İğbirar edasını ihfa etmek için, anlamı derin bakışlarına son verip, kendi nazarında durmuş zamanın işlemesine izin verdi Piraye ve saçlarını savurarak çevirdi bakışlarını başka yöne. Adını işittiği anda unuttuğu adama iyice sokulup, coşkulu müziğe ayak uydurarak davetkar dansına devam etti. Deniz ve Yiğit, onu buradan nasıl çıkaracaklarını kendi aralarında muhakeme ederken, Akel, gerilen kaslarını gevşetmek için ısmarladığı içkiyi kafasına dikti. İçinden tekrar ettiği kelimeler, kendini teskin etmesine yetmiyor, karşısındaki insanlar sanki sinir hücreleri üzerinde tepiniyormuş gibi hissediyordu.

"Bu kadar yeter, gerekirse sürükleyerek çıkaracağım onu." Yiğit, Deniz'i hemen durdurdu ve sertçe yutkunarak biranda kavradığı, avucunda küçücük kalan ele baktı. Sonra yeşillerini, gri gökyüzünde parlayacak bir şimşekle geri püskürtüleceği gözlere dikti. Öyle de oldu. Deniz elini hızla sıyırıp, kalbinde coşmaya meyleden ılık hissi önlemek için sert bir ifade takındı.

"Özür dilerim. Sadece, eğer üzerine gidersen onu, iyiliğini düşündüğün konusunda ikna etmen zor olacak. " Deniz, duygularına zehirli bir sarmaşık gibi dolanan ismi meçhul hisse meydan okurcasına Yiğit'e yaklaştı.

"Sen bana akıl verene kadar önce git, kendi arkadaşınla iletişim kurmaya çalış. Ne biçim psikologsun sen?" Sözlerinin ardından, küçümser bir bakış savurup zoraki duraksattığı adımlarını sürdürdü. Pervasızca dans eden insanların arasında güçlükle ilerleyen ve arkadaşına iyice yaklaşan Deniz, onu kolundan kavradı. Mızmız bir çocuk gibi kolunun üzerindeki kuvvetten kurtulan Piraye, sözleri müziğin melodisine karışmasın diye bağırdı.
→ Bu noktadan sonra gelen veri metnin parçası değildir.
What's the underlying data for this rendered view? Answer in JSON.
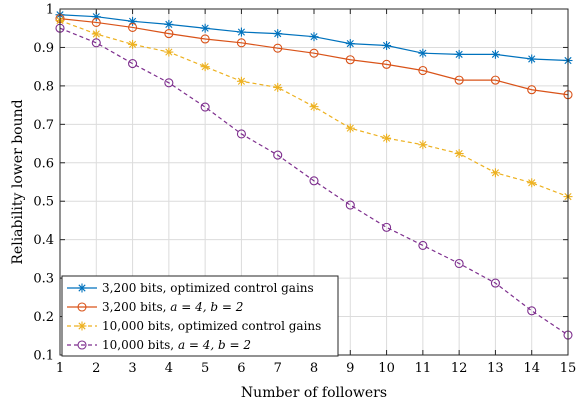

"Rahat bırak beni!" Sabır çeken Deniz, zaten her tarafına çarpan ellerden kollardan ötürü oldukça rahatsız bir konumdaydı. Sanırım birkaç saniye önce de kim olduğunu göremediği biri tarafından taciz de edilmişti. Poposuna değen eli gayet net hissetmiş ama suratına tokat patlatacağı şahsı onca insan içinden seçememişti. Piraye, kendine arkasını dönen adamın tekrar dikkatini üzerine çekti ve temaslı dansına devam etti. Adamın elleri, Piraye'nin belinden aşağı kayarken, onu tekrar kolundan yakalamaya meyleden Deniz, ne olduğunu anlayamadan kenara iteklendi. Akel Piraye'yi bir hışımla kolundan tutup kendine çekti ve onun hareketlenmesini beklemeden yürümeye başlayarak onu peşinden sürükledi. Kolları aniden boşta kalan adam, birkaç adımla hemen onlara ulaşıp hesap sormaya yeltenmişti ki Piraye'nin sıkıca kavradığı elini bırakan Akel, adama sert bir yumruk savurdu. Sarhoşluğuyla sersemlemiş dünyası karanlığa gömülen adam yerden kalkamazken yükselen çığlıklar ortalığı karıştırdı. Deniz, şoka girmiş bir vaziyette hararetle söylenen Piraye'yi kalçasından kavrayıp, omzuna atan Akel'in arkasından bakıyordu ki ayaklarının dibine biri daha yığıldı. Dağılan saçlarını sıvazlayan Yiğit, Deniz'i kolundan tutup, çıkışa sürüklerken suretinde yamuk bir tebessüm vardı. Dışarıya çıktıklarında hiç vakit kaybetmeden Yiğit'in arabasına bindiler. Arka koltuğa yerleşen Piraye, ön tarafa, Yiğit'in yanına oturan Akel'e laf yetiştirmeye devam ederken, Deniz ve Yiğit kaçamak bakışlarla birbirlerini süzüyordu. Piraye'nin sakinleşmesi çok uzun sürmedi ama Deniz hâlâ düşünceliydi. Aklından o son kare silinmiyordu. Nihayet günü bitirmiş olmanın sevinciyle eve vardıklarında arabadan ilk Deniz indi. Akel de arabadan inmeye yeltenmişti ki kapıyı kilitleyen Yiğit, sert bir tavırla, "sen arabada kalıyorsun" dedi. Sinirle başını sallayan Akel, hiç huyu olmasa da emre itaat ederek onları içeriden seyretti. Piraye'nin koluna girip ona destek olan Deniz, zihnine kazınan suali es geçerek yüzünü Yiğit'e döndü.

"Her şey için teşekkür ederim." Yiğit sadece başını sallayıp, gülümsemekle yetindi. Onlar binaya girer girmez de arabaya binip, uzaklaştı. Eve giriş yaptıklarında zar zor ayakta duran Piraye, hâlâ söyleniyordu.

"Hayır sen kim oluyorsun ki, sen kimsin yani? Sana ne ya benim hayatımdan, sana ne! Bunların hepsi senin suçun biliyorsun değil mi, sen getirdin onu oraya?" Kırgınlığını ortaya seren tavrını takınarak, Piraye'yi kendi odasına götüren Deniz, onu yatağa oturtup yavaşça geri çekildi.